As Worn Again notes in its response, and as anyone familiar with China's factory cities knows, one-tenth of a migrant workforce staying home over a national holiday is not an unusual phenomenon in a country where salaries and standards of living are steadily rising. Indeed, that very rise in standards bespeaks a development story that begins with labor-intensive industries like shoe-making and develops into high technology and services industries. Whatever your feelings about corporate responsibility, even companies hoping to make a change are bound by some of the rules of the market. For example, if Worn Again wants to make eco-friendly shoes appealing and affordable to masses of hip Britons, it will go to Guangdong, which is "by far the most efficient place to make shoes." In this case, the ugly market also happens to be providing jobs in China, and doing so with shoes that not only save materials otherwise bound for landfill, but ones that also make a valuable statement about recycling.
The materials aren't always locally-sourced, but as managing director of Terra Plana Galahad Clark explains,
We offset our emissions with Climate Care (which I appreciate is problematic from a point of view) but a proportion of the money the consumer spends on the trainers goes directly to alternative energy projects and sustainable development.

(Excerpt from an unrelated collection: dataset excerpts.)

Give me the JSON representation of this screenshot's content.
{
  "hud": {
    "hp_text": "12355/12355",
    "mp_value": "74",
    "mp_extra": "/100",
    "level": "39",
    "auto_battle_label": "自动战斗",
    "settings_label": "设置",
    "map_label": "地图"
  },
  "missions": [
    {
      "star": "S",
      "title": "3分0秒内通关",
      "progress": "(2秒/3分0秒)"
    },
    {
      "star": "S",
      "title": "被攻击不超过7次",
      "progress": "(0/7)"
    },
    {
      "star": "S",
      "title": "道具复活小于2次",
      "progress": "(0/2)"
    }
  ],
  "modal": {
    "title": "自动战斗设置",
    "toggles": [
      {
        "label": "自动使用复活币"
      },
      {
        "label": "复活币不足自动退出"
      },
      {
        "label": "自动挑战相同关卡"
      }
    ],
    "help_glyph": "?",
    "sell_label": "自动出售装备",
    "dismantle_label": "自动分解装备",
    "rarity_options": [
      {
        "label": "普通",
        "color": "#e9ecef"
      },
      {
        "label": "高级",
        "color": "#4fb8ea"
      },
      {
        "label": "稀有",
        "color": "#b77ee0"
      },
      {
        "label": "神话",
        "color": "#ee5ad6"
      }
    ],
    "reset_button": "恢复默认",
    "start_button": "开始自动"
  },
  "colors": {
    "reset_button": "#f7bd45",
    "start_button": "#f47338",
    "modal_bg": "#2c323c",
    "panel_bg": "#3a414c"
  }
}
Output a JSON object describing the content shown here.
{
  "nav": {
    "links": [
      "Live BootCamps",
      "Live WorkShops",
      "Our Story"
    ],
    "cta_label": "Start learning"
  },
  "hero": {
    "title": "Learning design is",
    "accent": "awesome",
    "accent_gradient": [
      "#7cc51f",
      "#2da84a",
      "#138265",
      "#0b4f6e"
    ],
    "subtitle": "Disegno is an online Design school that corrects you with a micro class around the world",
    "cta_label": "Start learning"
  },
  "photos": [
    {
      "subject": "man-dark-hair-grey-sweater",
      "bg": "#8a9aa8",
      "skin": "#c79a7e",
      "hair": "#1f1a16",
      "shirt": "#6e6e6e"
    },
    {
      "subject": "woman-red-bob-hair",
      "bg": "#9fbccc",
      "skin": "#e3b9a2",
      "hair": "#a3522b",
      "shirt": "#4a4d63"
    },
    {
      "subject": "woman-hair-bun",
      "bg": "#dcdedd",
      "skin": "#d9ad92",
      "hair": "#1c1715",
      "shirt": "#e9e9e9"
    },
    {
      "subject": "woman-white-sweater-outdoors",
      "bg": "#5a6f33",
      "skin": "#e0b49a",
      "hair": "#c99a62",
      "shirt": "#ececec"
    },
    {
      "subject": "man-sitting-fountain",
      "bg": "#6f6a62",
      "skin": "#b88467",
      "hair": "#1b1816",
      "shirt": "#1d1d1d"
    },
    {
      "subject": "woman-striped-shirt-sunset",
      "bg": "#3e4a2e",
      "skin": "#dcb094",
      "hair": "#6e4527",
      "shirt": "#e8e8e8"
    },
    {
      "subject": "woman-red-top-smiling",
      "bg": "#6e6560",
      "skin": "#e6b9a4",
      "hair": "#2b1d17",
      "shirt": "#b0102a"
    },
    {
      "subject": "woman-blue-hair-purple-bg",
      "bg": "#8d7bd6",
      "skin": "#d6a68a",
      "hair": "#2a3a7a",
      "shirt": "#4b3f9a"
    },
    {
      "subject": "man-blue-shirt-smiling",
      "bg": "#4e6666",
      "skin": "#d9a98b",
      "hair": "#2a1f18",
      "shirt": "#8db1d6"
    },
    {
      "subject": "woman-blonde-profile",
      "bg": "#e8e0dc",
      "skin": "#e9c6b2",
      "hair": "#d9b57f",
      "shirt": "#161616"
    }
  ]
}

As we build up production in different areas of the world we aim to only source materials from local sources. For example, we have just started collaboration with Friends of the Earth from Hong Kong for Worn Again made in China.
As Patagonia found with its own recycled clothing line, manufacturing with non-locally sourced recycled materials still used 76% less energy than making new material. A full Life Cycle Analysis would help companies like Worn Again better demonstrate what effect their shoes are having or not having on the earth.
Meanwhile, the pollution in the nearby river tells another story, albeit not necessarily one about Worn Again (indeed, the article offers no evidence that the Worn Again factory is linked with the river pollution). Still, pollution throughout China, especially its manufacturing and coal centers, is no secret. But it needs to be said that China still has an opportunity (an an urgent need) to edit its Industrial Revolution story into something greener; ironically, it is the polluting industries themselves that could drive that change, especially considering how much they have to lose from pollution. Worn Again aside, the rise of socially-responsible corporations in China -- something that England in the 1850s couldn't claim -- is a promising development. The factory where Worn Again shoes are made is set to receive an ISO 14001 rating, the highest international environmental performance standard.
A worker stitching Worn Agains in the Brilliant factory
Just as crucial in establishing any sustainable path is good, open information. That not only helps raise awareness of problems among the public and government officials, but it makes it easier for eco- and socially- minded consumers to make better choices at the shoe store. Open information has never been more crucial in China. Private and semi-private companies are more important than ever, bringing with them what will someday be the world's biggest consumer class. Amidst the din of the market, the government still proclaims its slogan of a "harmonious society" that seeks to temper unbridled capitalism with the tenets of socialism--or at least calm the growing discontent among the country's have-nots, who are still losing their land and environment to economic growth. Along with a strong rule of law, transparency is an absolute must for China if it is to strike a balance between the interests of the few and the many.
Of course, this is easier said than done in modern China. The control of information is one of the government's most versatile tools, and censorship aside, it has corrupted even the freest of the country's most important agents of information: journalists. Some notable exceptions aside, the combination of censorship and government control--and the need to compete with internet sources and TV for readers' attentions--has helped generate a tendency toward sensationalism and corruption. As Southern Weekend journalist Fu Jianfeng noted in the wake of the iPod factory story, "The Chinese media is swaying between power and money, so how shall we maintain the responsibility and conscience that the media ought to have?"
In this context, what role does the Mail on Sunday, or any foreign media outlet, have? As scary as the story about China's environmental situation is, and as easy as it can be to criticize companies in China--to say nothing of the politicians who wear their products--foreign reporters should be especially careful not to sensationalize with stories like these. The need for honest and fair information in a place where such information is so hard to come by, is especially urgent.
Worn Again readily admits that the manufacturing situation in Guangdong is not ideal, but the company deserves credit for being open about that situation, and giving consumers as much information as they can. Transparency is a lot to expect from a company these days--and responsible, fair reporting is a lot to expect from a tabloid newspaper.
That may not make headlines, but it will make a better place to live.